Grr
Just because I get angry with you over something, no matter how big or small of an issue it is, it doesn't give you the right to get back at me by saying 'I love you' in a snotty-ass tone or not at all. It really hurts my feelings when I say 'I love you' at the end of the conversation, and all you say is 'Bye'. WTF? But you do it. Every time. And it's starting to really get to me. But that's probably what you're aiming for anyway.
You keep promising me real conversations, but every time you call you want to get off the phone in five minutes or you're playing a video game or you're talking to someone else in the room so you won't talk to me like normal. Again, WTF? The phone is the only contact I have with you most of the time, and when you won't even make an attempt to have a decent conversation with me, it does hurt my feelings.
I may be overreacting, but damn. Would it kill you to make a freaking effort?
Yes, you did call me at 5AM this morning to make sure I was up. But you only did that so I wouldn't keep you on the phone any longer last night. And last night you promised to talk to me before I got out of bed. Instead, you said you'd call me in a few hours and went back to sleep. A few hours later, you call me...while playing a video game. You pretty much just trashed the 5AM effort with that one. Good job.
I feel like I'm the only one making any efforts anymore. I'm only your girlfriend when it's convenient for you. Effort? What effort? It isn't there. You don't call me every morning to wake me up. And guess what? I oversleep. Every morning. Usually that means I have to skip breakfast. Or be late for work. But, hey, you get to sleep past noon so who cares, right? You don't talk to me for at least an hour before bed every night. You know, since that is the only contact we have except for the one time a week we see each other. But you get to play more video games instead, so that's all fine and dandy, right?
I just want to scream. Or cry. In frustration. You've hurt my feelings a lot in the past week with this crap. I know it's little stuff.

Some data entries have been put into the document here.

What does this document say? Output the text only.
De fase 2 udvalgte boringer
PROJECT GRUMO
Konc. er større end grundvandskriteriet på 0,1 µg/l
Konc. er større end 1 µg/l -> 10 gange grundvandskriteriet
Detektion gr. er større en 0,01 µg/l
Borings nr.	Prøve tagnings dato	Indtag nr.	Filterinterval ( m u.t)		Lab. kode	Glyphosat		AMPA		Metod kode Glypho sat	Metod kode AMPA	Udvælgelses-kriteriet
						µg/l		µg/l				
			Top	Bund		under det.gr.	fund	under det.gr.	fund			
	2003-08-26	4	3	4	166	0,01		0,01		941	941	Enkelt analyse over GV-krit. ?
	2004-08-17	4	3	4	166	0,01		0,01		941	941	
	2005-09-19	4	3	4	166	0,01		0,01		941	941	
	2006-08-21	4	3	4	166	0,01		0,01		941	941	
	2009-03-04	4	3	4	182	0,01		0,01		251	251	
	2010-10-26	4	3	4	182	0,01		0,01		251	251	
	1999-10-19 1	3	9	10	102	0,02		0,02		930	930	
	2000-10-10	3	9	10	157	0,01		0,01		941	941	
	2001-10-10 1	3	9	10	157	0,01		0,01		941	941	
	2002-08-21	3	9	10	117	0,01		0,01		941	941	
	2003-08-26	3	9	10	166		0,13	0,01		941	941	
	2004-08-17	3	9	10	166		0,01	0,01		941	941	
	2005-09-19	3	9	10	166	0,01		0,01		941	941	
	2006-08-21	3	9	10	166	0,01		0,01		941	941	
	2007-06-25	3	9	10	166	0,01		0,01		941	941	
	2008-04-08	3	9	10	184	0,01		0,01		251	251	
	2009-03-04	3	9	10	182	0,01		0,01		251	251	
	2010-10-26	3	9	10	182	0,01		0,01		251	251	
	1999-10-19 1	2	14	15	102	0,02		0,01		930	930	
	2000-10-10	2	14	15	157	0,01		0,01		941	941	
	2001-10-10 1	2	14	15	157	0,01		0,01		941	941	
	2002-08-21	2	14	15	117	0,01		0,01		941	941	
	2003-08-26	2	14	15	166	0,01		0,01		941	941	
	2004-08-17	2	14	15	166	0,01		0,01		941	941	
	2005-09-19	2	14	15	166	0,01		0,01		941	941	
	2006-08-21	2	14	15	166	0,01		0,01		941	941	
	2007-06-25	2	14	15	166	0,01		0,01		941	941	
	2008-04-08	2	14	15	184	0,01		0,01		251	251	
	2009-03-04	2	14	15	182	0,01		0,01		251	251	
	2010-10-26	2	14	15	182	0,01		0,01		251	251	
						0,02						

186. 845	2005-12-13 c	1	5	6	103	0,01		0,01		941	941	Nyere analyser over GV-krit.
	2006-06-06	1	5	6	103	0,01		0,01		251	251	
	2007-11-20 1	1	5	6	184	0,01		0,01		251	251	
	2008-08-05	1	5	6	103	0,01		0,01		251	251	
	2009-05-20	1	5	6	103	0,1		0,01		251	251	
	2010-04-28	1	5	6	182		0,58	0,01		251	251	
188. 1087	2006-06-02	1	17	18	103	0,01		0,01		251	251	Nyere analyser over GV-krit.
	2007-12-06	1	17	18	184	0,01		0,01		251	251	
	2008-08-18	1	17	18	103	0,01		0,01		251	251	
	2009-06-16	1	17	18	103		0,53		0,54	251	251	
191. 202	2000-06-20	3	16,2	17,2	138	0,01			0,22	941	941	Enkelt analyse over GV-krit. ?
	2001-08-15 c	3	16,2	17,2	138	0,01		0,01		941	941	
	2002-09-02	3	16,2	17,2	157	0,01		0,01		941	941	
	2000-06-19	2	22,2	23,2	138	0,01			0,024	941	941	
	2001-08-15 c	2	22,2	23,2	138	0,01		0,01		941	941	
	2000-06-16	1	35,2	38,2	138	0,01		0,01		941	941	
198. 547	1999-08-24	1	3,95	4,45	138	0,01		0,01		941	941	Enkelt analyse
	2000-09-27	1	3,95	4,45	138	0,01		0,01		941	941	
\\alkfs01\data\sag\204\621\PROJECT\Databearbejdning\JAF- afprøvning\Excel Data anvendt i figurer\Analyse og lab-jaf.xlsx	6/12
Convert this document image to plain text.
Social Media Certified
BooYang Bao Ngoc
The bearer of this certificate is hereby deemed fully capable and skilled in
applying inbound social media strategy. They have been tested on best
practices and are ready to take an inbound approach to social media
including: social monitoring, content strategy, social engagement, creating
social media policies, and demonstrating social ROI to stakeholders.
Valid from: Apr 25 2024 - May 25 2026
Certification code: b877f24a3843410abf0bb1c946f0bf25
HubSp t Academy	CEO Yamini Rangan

But when it happens every day for a week straight, and I haven't had one decent conversation with you since the last time I actually saw you - it builds up to a lot. Quick. So now I get to be all depressed and mopey at work. Thank you very much, Babe. I freakin' love you, too.
And the worst part is, I feel like I can't write about stuff like this here anymore. People are too quick to decide you're an asshole. Every time I write about a tiff we have, it just deepens that impression. It freakin' sucks. But I have to write about it. Because otherwise it will drive me insane.